Andrew - let us start with a simple RLC-bandpass (series L-C and a grounded resistor R). I think, such an example will lead us to an anser for your problem.
The transfer function is simple to find (s=jw):
\$H(s)=\frac{sRC}{1+sRC+s²LC}=\frac{\frac{sR}{L}}{\frac{1}{LC}+s\frac{R}{L}+s²}\$
An interpretation of this complex equation will (probably) answer your question.
1.) We know that the denominator of a transfer function is identical to the "characteristic polynom" of a second-order linear system.
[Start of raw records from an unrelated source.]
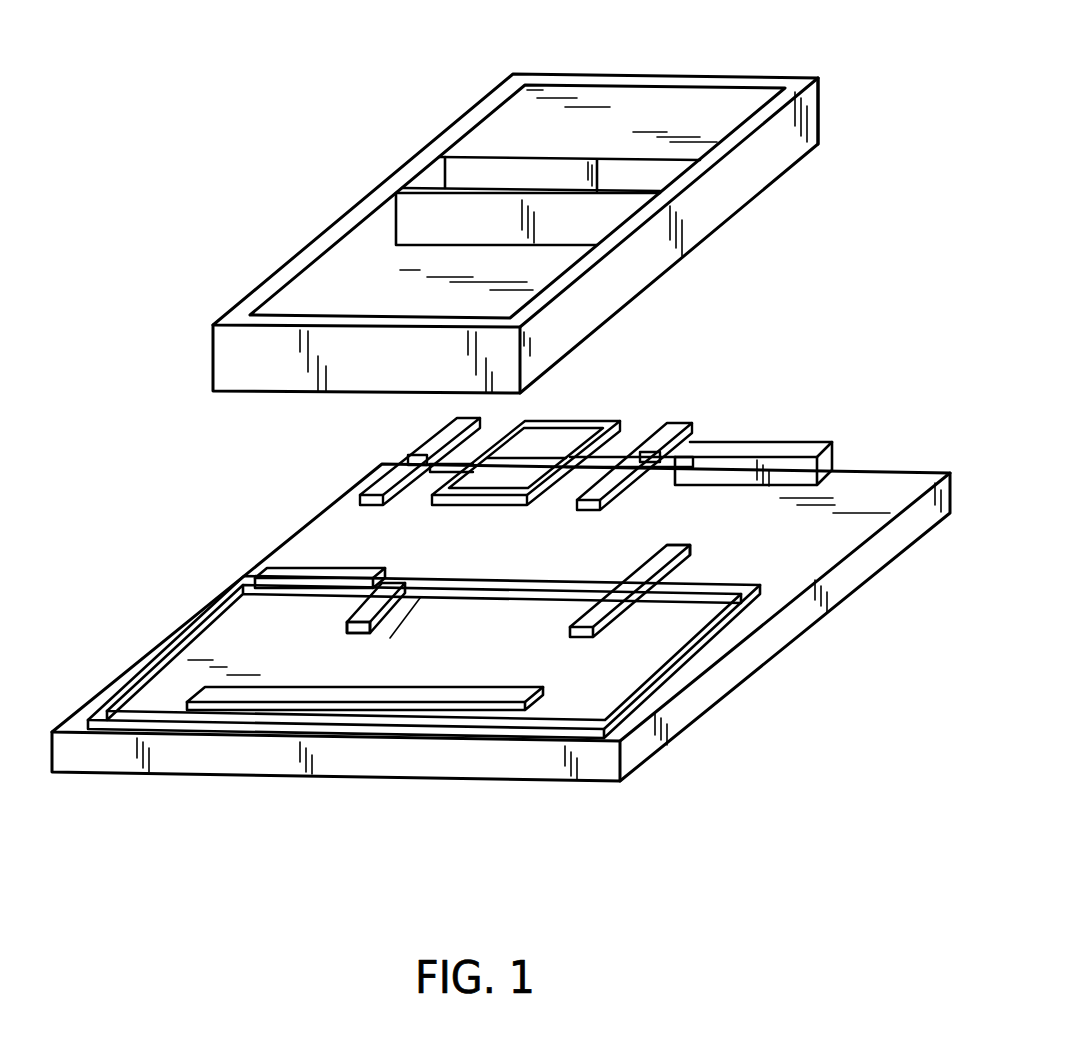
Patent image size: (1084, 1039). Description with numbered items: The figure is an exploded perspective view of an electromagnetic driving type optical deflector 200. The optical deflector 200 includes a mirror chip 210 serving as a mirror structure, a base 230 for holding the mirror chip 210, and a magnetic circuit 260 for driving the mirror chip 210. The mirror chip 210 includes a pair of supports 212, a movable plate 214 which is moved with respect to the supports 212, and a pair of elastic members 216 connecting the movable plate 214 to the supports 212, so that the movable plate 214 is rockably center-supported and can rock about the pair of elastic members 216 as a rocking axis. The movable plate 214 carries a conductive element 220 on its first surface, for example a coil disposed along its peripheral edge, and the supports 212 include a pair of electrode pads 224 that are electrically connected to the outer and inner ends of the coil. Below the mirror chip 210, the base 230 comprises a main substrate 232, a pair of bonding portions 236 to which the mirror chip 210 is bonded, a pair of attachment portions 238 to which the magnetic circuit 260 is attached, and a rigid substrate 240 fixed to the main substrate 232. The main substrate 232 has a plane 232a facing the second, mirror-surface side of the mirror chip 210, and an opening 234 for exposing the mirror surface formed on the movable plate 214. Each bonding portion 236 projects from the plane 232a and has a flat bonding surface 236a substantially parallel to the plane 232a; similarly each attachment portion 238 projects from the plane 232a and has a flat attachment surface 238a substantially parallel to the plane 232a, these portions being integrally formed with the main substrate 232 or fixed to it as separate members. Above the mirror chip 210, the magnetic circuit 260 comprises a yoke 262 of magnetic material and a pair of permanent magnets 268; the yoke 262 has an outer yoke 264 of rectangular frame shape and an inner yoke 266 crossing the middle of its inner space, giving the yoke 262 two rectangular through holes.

The optical deflector 200 is at (229, 180).
The mirror chip 210 is at (518, 437).
The supports 212 is at (440, 440).
The movable plate 214 is at (545, 443).
The elastic members 216 is at (440, 485).
The conductive element 220 is at (497, 487).
The electrode pads 224 is at (420, 462).
The base 230 is at (501, 599).
The main substrate 232 is at (685, 716).
The plane 232a is at (880, 480).
The opening 234 is at (497, 637).
The bonding portions 236 is at (353, 608).
The bonding surface 236a is at (405, 572).
The attachment portions 238 is at (383, 702).
The attachment surface 238a is at (292, 690).
The rigid substrate 240 is at (222, 727).
The magnetic circuit 260 is at (746, 70).
The yoke 262 is at (822, 112).
The outer yoke 264 is at (732, 152).
The inner yoke 266 is at (465, 193).
The permanent magnets 268 is at (626, 100).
Hence we try to find the roots of this polynom (identical to the poles of the transfer function):
\$\frac{1}{LC}+\frac{R}{L}s+s²=0\$
with \$s_{1,2}=-R/2L \pm \sqrt{(R/2L)^2-1/LC}\$
Because we are interested in frequencies (knowing s=a+jw) we rewrite the result:
\$s_{1,2}=-R/2L \pm j\sqrt{1/LC-(R/2L)^2}\$
Hence we have a complex pole pair \$s_1=Re+j(Im)\$ and \$s_2=Re-j(Im)\$ with
real part \$a_o=-R/2L\$ and imag. part \$w_o=\sqrt{1/LC-(R/2L)^2}\$.
(\$a_o\$ and \$w_o\$ are the "eigenvalues" of the system; note that here \$w_o\$ is NOT the resonant frequency).
This complex number describes the position of the pole pair in the s-plane.
2.) It is interesting to find the magnitude of the vector from ther origin to the pole and it is easy to show that \$\sqrt{a_o^2+w_o^2}=1/\sqrt{LC}\$.
This frequency is called "pole frequency": \$w_p=1/\sqrt{LC}\$.
Interpretation: Going back to the original transfer function (example) , we see that at \$w=w_p\$ the denominator has its MINIMUM (the real parts add to zero) and the transfer function \$H(s)\$ has its MAXIMUM. Hence, for a bandpass, the pole frequency \$w_p\$ is identical to the midfrequency \$w_p=w_m\$.
3.) Now we want to analyze and describe the position of the pole. For this purpose, we use the angle phi between the real axis and the vector \$w_p\$. And we define a quality factor \$Q_p\$ - knowing that for \$a_o=0\$ (pole on the imag. axis) we have no damping with \$R=0\$. The circuit will oscillate and we allocate an infinite \$Q_p\$ value to this case.
This allows us to define: \$Q_p=\frac{1}{2\cos{\phi}}\$ with \$\cos{\phi}=|a_o|/w_p\$.
Interpretation: Again going back to the original function (example) we see that in this case \$Q_p=\frac{1}{2\cos{\phi}}=w_p/2|a_o|\$ and \$w_p/Q_p=2|a_o|=R/L\$
This expression \$R/L=w_p/Q_p\$ appears in denominator as a factor for the linear s-term as well as in the numerator.
4.) Knowing that each second-order bandpass has the same form (active or passive, excluding the gain \$A_{max}\$ at \$w=w_p\$) we can generalize these results and find the general second-order bandpass function:
\$H(s)=A_{max}(\frac{s(w_p/Q_p)}{w_p^2+s(w_p/Q_p)+s^2})\$
Comment 1: Remember, for a band pass we have midfrequncy \$w_m=\$pole frequency \$w_p\$ (don`t mix this with \$w_o\$ as given in your task description).
Comment 2: The definition of the pole Q (\$Q_p\$) as given above has the following advantage: For a second-order bandpass the pole Q is identical to the "classical" quality factor \$Q_p=Q=3dB\$-\$\frac{bandwidth}{midfrequency}\$. Example: For \$\phi=0\$ we have a double real pole with \$\frac{1}{2\cos{\phi}}=Q_p=Q=0.5\$.
Comment 3: It is rather easy to design each bandpass (active or passive) because it is only necessary to compare term-by-term the general transfer function with the actual transfer function (using the corresponding parts values of the circuit). This comparison gives the necessary design equations for \$A_{max}\$, \$Q\$ and \$w_p\$.